Gratidão

“A gratidão não é somente a maior das virtudes; é também mãe de todas as outras”

                                                           Cícero – orador romano sec. I a.C.

       Alguns meses atrás, neste mesmo espaço, fiz uma breve introdução aos conceitos de amizade e amor, salientando naquela oportunidade que a gratidão, juntamente com eles (amizade e amor), formava uma tríade dos mais nobres sentimentos humanos e prometia – escrevi –, para outra ocasião, fazer uma abordagem também sobre ela. Entretanto, não contava com um pequeno, mas importante senão.

Por mais que pesquisasse me deparei com material bibliográfico muito escasso, pobre mesmo, para apoiar minha dissertação, sobretudo em obras da filosofia. Muito tem sido escrito sobre graça, mas não sobre gratidão. Porém, não deixarei de cumprir com o prometido.
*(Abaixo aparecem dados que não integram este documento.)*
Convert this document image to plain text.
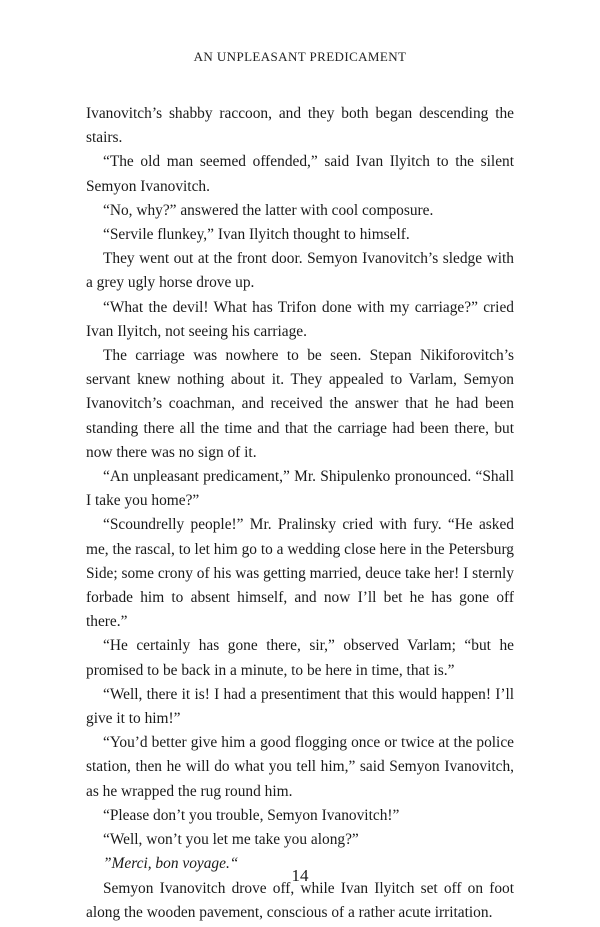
AN UNPLEASANT PREDICAMENT

Ivanovitch’s shabby raccoon, and they both began descending the stairs.

“The old man seemed offended,” said Ivan Ilyitch to the silent Semyon Ivanovitch.

“No, why?” answered the latter with cool composure.

“Servile flunkey,” Ivan Ilyitch thought to himself.

They went out at the front door. Semyon Ivanovitch’s sledge with a grey ugly horse drove up.

“What the devil! What has Trifon done with my carriage?” cried Ivan Ilyitch, not seeing his carriage.

The carriage was nowhere to be seen. Stepan Nikiforovitch’s servant knew nothing about it. They appealed to Varlam, Semyon Ivanovitch’s coachman, and received the answer that he had been standing there all the time and that the carriage had been there, but now there was no sign of it.

“An unpleasant predicament,” Mr. Shipulenko pronounced. “Shall I take you home?”

“Scoundrelly people!” Mr. Pralinsky cried with fury. “He asked me, the rascal, to let him go to a wedding close here in the Petersburg Side; some crony of his was getting married, deuce take her! I sternly forbade him to absent himself, and now I’ll bet he has gone off there.”

“He certainly has gone there, sir,” observed Varlam; “but he promised to be back in a minute, to be here in time, that is.”

“Well, there it is! I had a presentiment that this would happen! I’ll give it to him!”

“You’d better give him a good flogging once or twice at the police station, then he will do what you tell him,” said Semyon Ivanovitch, as he wrapped the rug round him.

“Please don’t you trouble, Semyon Ivanovitch!”

“Well, won’t you let me take you along?”

”Merci, bon voyage.“

Semyon Ivanovitch drove off, while Ivan Ilyitch set off on foot along the wooden pavement, conscious of a rather acute irritation.

14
Como graça e gratidão têm uma proximidade muito grande – não é semelhança – vou explorar essa contiguidade e pô-las frente a frente e daí elaborar um conceito pessoal. Para começar os verbetes têm a mesma raiz no latim.

 Enquanto graça vem do latim do século XIII gratia, gratidão tem origem no latim chamado tardio do século XVII, gratitudo. Não obstante, o significado original da primeira é favor, benção, enquanto o da segunda é agradecimento. Torna-se bastante axiomático que a segunda dependa da primeira, sem a qual não existiria. A Bíblia, livro sagrado do cristianismo, apresenta-nos inúmeros exemplos de graça, contudo poucos de gratidão.

Na narração mais emblemática está aquela em que Cristo cura dez leprosos e só um deles, depois de se apresentarem ao sacerdote, retornou para agradecer ao Senhor Jesus. Gratidão é, na verdade, uma virtude não muito comum, especialmente quando se trata de prosperidade, seja profissional, econômica, política, social e certos benefícios entre outros. Há os que fazem favores objetivando retorno, não é por esse ângulo que faço minha abordagem.

Minha abordagem é a daqueles que despretensiosamente ajudam o semelhante sem o interesse de ter qualquer retribuição. Nesses casos o retorno da gratidão é ínfimo. Quantos foram auxiliados para galgarem posições profissionais e que agradeceram com a gratidão aos seus tutores? E aqueles que tiveram a oportunidade de prosperar econômica e financeiramente e que tiveram a virtude de ter uma palavra de agradecimento? Na política talvez seja onde menos se percebe tal dimensão, às vezes até pelo contrário nela, tornam-se adversários de seus benfeitores.

Assim é também na ascensão social. Vista dessa forma, a graça deve ser apartada do seu conceito teológico e trazida para uma avaliação puramente temporal. Na sociedade moderna, na luta por espaços, as pessoas buscam ascensão com todas suas armas quando, muitas vezes, a ética dá lugar aos mais sórdidos recursos. Para essas criaturas a gratidão é totalmente ignorada, uma desconhecida.

 Atropelam princípios, costumes e pudores, pois miram exclusivamente os fins, não se importando com os meios.  Felizmente, eles não parecem ser a maioria. Enquanto isso há os que preservam todos esses conceitos e se digladiam com os mais nobres recursos pessoais na busca da consecução dos seus objetivos e sonhos. Todavia, aí vem a questão da gratidão. Não é porque essas pessoas foram honestas e éticas na busca da sua realização pessoal que agradecem àqueles que contribuíram para sua ascensão.

O benfeitor de modo geral não espera algum reconhecimento. É uma atitude de puro altruísmo. Se eventualmente ocorre o reconhecimento, certamente, se sentirá satisfeito por ter contribuído para o sucesso da pessoa. Por último, avaliando o desenvolvimento ético/educacional de um ser humano, salta aos olhos que com honrosas exceções a gratidão é um aprendizado que começa no lar, na tenra idade.

Os progenitores educando didaticamente seus filhos e induzindo-os, desde cedo, a dizerem muito obrigado, por favor, a qualquer cortesia ou ajuda recebidas estarão encaminhando suas crianças para uma postura exemplar, no futuro, como adultos. É interessante notar que a gratidão é uma ação plena de espontaneidade, não se trata, por consequência, de uma atitude da razão mas da virtude, que segundo conceitos platônicos é da natureza da alma e como tal totalmente subjetiva.